Кремлевская пословица
– И куда дальше? – шепнула Айгуль, выглянув за поворот длинного коридора. Его щербатые серые стены впереди заметно рыжели. Свет от факелов подкрашивал, не иначе.– Вроде тихо пока.
– Нам-то вон туда надо.– Дунай показал ей на памятный проход, где стражники-головотяпы пропустили его проникновение в глубь лабиринта Кольца.– Только в прошлый раз повезло, а сейчас явно драться придется.
– Ну и подеремся, чего уж там.– Девушка перехватила удобнее короткий клинок, одновременно доставая второй. Копье Айгуль брать не стала.– Эх, мне бы мои ножи.
– Свои не дам.– Пластун извлек метательные клинки из чехлов.
– Небось потому как заговоренные, да? – Айгуль усмехнулась.– Знаю я вас, сиволапых, все норовите поколдовать.
– Чего?! – шепнул Дунай.– Чего мелешь-то, девка, думай головой.

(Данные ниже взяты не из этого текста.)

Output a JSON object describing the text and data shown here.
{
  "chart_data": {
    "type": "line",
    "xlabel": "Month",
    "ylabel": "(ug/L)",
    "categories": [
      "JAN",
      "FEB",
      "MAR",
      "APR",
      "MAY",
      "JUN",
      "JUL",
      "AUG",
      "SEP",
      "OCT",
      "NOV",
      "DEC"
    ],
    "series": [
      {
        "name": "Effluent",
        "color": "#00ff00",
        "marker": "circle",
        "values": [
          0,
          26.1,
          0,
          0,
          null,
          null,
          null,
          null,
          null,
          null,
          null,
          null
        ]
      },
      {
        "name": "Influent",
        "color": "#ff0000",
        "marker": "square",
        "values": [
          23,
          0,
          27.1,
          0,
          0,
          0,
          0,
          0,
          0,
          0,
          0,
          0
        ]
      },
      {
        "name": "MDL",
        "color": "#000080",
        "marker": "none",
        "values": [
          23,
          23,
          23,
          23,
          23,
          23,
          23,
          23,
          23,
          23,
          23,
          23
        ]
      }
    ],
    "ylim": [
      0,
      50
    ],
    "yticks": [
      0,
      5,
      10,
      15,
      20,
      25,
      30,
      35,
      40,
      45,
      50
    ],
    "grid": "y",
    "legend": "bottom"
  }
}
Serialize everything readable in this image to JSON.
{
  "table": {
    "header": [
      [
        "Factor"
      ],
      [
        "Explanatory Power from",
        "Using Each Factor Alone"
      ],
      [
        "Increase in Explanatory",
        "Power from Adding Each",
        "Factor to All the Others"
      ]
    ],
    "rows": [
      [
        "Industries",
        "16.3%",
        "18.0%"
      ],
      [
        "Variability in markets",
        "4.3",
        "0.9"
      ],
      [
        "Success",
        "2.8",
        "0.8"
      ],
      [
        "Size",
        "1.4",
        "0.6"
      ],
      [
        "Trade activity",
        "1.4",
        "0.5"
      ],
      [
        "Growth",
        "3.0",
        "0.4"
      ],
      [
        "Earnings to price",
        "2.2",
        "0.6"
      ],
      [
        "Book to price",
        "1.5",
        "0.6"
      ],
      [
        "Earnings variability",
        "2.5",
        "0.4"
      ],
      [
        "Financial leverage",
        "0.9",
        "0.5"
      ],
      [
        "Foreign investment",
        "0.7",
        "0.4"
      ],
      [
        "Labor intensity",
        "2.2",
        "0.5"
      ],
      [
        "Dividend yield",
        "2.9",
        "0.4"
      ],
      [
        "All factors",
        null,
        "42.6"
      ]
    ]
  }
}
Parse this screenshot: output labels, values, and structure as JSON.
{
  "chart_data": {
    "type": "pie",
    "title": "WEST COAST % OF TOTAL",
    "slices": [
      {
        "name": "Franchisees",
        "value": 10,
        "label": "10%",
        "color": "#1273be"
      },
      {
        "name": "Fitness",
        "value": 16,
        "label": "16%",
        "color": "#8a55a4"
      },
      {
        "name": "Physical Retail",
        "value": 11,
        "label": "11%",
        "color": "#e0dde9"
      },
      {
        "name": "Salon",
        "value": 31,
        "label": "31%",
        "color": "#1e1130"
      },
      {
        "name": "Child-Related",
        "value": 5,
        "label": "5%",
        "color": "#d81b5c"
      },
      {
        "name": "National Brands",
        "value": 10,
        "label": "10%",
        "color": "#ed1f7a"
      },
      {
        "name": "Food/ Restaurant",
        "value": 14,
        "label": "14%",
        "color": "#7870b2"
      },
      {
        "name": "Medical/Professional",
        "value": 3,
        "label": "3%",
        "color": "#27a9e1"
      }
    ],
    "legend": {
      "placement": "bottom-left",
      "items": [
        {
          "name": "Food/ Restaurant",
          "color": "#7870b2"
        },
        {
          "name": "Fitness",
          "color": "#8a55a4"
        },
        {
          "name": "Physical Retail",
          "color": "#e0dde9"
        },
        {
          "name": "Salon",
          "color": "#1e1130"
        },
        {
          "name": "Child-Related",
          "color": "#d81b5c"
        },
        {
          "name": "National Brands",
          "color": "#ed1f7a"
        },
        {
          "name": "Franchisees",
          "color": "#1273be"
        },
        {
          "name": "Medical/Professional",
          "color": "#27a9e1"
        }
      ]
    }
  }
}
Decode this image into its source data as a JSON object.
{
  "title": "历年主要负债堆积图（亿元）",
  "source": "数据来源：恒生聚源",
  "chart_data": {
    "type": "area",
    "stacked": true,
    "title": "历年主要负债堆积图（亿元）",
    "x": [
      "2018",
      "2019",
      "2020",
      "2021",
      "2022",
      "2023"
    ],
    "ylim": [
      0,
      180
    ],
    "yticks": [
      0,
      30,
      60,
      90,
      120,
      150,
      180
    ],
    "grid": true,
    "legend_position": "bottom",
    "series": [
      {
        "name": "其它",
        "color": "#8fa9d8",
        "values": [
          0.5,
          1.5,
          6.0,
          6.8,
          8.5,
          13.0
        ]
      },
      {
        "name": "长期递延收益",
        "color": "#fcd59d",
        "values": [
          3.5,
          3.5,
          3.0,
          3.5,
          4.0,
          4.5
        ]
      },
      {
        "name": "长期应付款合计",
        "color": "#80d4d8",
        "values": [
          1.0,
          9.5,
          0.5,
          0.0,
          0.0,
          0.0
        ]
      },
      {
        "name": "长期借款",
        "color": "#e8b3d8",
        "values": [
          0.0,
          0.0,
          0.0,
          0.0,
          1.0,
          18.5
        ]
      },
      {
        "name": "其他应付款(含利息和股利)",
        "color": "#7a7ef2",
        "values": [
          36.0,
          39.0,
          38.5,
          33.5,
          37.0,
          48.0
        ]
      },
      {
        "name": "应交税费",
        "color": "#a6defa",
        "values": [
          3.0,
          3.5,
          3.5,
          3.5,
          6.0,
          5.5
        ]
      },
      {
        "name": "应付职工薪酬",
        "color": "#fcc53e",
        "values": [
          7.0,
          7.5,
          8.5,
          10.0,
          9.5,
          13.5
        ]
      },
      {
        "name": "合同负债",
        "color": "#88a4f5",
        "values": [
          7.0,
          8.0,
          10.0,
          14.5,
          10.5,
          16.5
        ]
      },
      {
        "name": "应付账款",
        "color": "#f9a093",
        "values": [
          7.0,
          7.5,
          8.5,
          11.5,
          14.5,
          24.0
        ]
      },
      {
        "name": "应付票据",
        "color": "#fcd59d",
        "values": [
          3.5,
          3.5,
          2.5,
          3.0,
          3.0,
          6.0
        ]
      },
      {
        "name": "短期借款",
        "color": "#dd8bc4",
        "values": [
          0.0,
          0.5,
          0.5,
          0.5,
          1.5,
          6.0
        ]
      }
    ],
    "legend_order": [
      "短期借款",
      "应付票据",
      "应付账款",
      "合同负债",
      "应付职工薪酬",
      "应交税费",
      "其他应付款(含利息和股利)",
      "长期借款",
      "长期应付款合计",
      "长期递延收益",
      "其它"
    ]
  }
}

– Д-а-а, шуток ты точно не понимаешь. Дай штыри вон, а?
Пластун не ответил. Шутки он понимал, когда они смешные оказывались. Да и не до шуток сейчас. Пасюк покосился на друга и подопечную. Да-да, кочевую разведчицу крысопес воспринимал именно так, как обузу, за которой необходим глаз да глаз. И по дороге до поворота Дунай убедился в правоте товарища. Пару раз он не успевал даже заметить, как черноволосая молния в синевато-серой накидке срывалась вперед, яростно рубя саблями, снятыми с убитых «рыжих». Хотя работала девка прилично, на таком высоком уровне, который не у каждого в дружине-то и увидишь. Но сейчас все решит дистанция и меткий бросок. Пока, судя по всему, переполоха по поводу убитого мальчишки караульного никто и не поднял. Дисциплина у демонопоклонников явно хромала на обе ноги, даже если те были и с копытами.